The Tuxedo: An Informal Guide to Formal Wear

The TuxeDo’s and Do Nots

Most well-dressed men know the rules and trivial guidelines involved with appropriate business attire. But when it comes to knowing the ins and outs of formal dress, specifically as they pertain to the black-tie tuxedo, all but the keenest on fashion etiquette are left feeling a bit perplexed. Unlike dressing for the office, proper formal dress requires closer conformity to the rules. Although you will want to make a statement, do so within the standards of taste. As Alan Flusser once said, “The great dressers of our time do so by bending, though not breaking, the rules.” A few simple principles adapted from Flusser’s Clothes and the Man will help you feel confident the next time you receive an invitation to the big inaugural ball or last-minute Christmas formal.

White Tie vs. Black Tie

There are two basic outfits that you may be called upon to wear for formal occasions, “White Tie” and “Black Tie.” White tie is the more formal of the two and refers to a formal coat with tails and white pique’ vest and bow-tie. Black tie, on the other hand, refers to the more common tuxedo or “dinner jacket” in black or midnight blue, worn with any tasteful bowtie and vest or cummerbund.

***Note: “Black Tie” refers to the formality of the event, not necessarily the color of the tie. Many a man has been embarrassed by showing up at a “Black Tie” event with a solid black necktie and a business suit. Another word of advice: When the invitation reads “Black Tie Optional,” it is best to assume that it is not. And finally, the white dinner jacket with contrasting trousers is most appropriate for summer and resort occasions.***


















There are only two acceptable jacket styles in formal dress for men: the peak-lapel jacket in single or double breast, and the shawl collar in single or double breast. Notch-lapel tuxedos have made a surge in the marketplace in recent years and have gained widespread popularity. Although lapel widths vary slightly every six to eight years, a classic tuxedo in moderate styling should give you at least eight to ten years of good service, provided it is well-maintained and safely stored. Now that we have laid the foundation for formal etiquette, let’s look at the individual components of the formal ensemble. Once the basics are covered, we will have some fun in the accessory department.

1. Single Breasted Peak 2. Double Breasted Peak 3. Single Breasted Notch 4. Single Breasted Shawl 5. Double Breasted Shawl 6. White Dinner Jacket (Photo:


Several appropriate styles exist here depending on the formality of the event and how adventurous is the dresser. The wing collar and straight collar with French cuffs and pleated front are always a safe bet. But the fashionable man might try making more of a statement with a white jacquard shirt with a contrasting black band and no tie, or even an off-white formal shirt in ecru or gray.

Vests, Cummerbunds, and Bow-Ties

Strictly speaking, the waistband of the trousers should never be seen. Therefore, a cummerbund or vest should always be worn. The pleated cummerbund is worn with the pleats opening at the top.

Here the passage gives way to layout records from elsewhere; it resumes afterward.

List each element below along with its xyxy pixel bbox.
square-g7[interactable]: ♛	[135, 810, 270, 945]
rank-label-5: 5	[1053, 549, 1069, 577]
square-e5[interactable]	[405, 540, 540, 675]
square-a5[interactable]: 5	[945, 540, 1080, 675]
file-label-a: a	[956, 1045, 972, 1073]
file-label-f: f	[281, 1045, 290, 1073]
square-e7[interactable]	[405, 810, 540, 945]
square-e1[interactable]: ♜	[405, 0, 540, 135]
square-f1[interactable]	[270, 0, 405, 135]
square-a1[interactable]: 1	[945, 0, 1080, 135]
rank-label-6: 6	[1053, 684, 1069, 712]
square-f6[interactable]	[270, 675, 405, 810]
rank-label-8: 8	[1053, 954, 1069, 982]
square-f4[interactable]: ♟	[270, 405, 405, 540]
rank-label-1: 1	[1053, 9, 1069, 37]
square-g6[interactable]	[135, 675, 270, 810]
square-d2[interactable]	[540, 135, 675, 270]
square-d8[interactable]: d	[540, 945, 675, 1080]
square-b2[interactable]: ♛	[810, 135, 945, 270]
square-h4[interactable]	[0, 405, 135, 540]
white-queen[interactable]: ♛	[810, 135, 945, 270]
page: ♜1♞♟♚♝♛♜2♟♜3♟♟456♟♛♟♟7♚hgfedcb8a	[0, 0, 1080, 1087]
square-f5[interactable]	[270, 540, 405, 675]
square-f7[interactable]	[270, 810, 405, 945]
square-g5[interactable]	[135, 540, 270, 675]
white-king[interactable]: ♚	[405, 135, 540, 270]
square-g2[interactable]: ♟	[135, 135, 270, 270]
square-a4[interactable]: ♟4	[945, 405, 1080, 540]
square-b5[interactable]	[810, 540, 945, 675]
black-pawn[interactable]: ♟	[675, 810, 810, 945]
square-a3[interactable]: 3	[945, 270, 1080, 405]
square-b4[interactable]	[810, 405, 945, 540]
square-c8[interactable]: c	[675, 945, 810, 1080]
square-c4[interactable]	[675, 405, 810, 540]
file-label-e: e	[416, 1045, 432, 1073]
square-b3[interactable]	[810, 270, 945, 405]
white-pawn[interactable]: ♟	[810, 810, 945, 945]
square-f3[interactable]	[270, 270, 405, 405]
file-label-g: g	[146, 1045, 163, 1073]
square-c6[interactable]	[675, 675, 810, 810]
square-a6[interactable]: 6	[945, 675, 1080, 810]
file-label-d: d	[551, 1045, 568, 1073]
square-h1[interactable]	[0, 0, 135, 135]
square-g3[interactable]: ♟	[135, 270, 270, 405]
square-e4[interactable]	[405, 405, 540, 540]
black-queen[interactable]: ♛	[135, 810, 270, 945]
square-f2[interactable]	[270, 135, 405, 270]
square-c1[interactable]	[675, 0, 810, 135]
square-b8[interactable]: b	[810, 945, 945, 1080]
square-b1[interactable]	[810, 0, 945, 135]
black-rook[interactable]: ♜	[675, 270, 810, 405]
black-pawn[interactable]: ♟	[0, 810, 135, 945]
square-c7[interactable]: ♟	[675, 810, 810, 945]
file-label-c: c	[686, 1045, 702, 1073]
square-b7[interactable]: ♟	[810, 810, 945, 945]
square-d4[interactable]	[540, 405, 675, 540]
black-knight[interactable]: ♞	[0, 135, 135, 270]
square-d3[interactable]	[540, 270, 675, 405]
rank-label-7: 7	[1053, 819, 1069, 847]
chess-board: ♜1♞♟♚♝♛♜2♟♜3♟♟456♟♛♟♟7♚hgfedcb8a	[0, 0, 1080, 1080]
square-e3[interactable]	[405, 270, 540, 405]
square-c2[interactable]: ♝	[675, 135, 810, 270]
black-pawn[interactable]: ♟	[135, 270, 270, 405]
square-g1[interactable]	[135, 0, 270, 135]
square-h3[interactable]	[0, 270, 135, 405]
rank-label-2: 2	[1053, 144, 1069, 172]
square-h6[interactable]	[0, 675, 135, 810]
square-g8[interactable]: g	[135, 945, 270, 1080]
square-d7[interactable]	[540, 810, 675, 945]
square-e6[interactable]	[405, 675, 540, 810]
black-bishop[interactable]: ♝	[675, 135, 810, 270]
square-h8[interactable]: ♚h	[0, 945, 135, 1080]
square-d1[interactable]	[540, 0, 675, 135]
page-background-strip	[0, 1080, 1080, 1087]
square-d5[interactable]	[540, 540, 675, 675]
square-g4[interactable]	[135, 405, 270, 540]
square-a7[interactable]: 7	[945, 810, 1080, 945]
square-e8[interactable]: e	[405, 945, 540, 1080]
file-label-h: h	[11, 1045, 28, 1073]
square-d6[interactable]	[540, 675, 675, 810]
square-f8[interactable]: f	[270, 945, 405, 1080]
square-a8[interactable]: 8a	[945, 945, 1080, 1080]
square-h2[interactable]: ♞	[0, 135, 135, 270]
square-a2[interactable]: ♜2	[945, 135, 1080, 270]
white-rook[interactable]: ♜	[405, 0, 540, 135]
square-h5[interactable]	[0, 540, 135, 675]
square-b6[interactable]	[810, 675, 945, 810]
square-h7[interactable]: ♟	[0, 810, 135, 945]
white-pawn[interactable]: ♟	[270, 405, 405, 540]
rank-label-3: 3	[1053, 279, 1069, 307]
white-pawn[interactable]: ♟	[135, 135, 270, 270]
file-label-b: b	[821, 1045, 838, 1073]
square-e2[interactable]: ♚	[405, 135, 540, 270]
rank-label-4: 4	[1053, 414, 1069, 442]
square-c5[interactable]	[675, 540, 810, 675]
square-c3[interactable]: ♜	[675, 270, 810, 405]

This tradition carries over from early cummerbunds being fashioned with a small pocket between the folds to hold opera tickets. The most formal of colors for the cummerbund and bow-tie is black, and every well-prepared dresser should own a solid black set in either satin or grosgrain. Although one may choose to brighten things up a bit with a colored set as well, the black bow-tie will always work with an interesting formal vest.



Your tuxedo trousers should always match the jacket and should receive a plain hem and never a cuff. The trousers are pleated in front with a black braiding or satin ribbon adorning the outseam of each leg.


The hose of choice should be in silk or fine cotton. Select black with white or colored accents for the more stylish presentation or stick with solid black for a more subtle look.

“Tuxedo” Shoes 

Although the patent leather lace-up is the most popular of formal styles, the truly sophisticated evening dresser will “step out” with an evening pump in patent leather or velvet.

Photo: Dante Black Lace-Up (

Cufflinks and Studs

You’ve stayed the straight and narrow until now with the white, straight-collar shirt, patent lace-ups, black tie, and cummerbund. Now add a little zest from the jewelry section! Nothing attracts more attention and gets you noticed like interesting jewelry with black onyx, gold knots, sterling “buttons” or inlays of semiprecious stones. Miniature golf clubs, golf shoes, alligators and longhorns…the possibilities are endless.


The aforementioned tips cover the essentials of formal wear. However, to carry the formality a step further, try one or two of the following: a folded linen pocket square in solid white or a pocket watch and chain.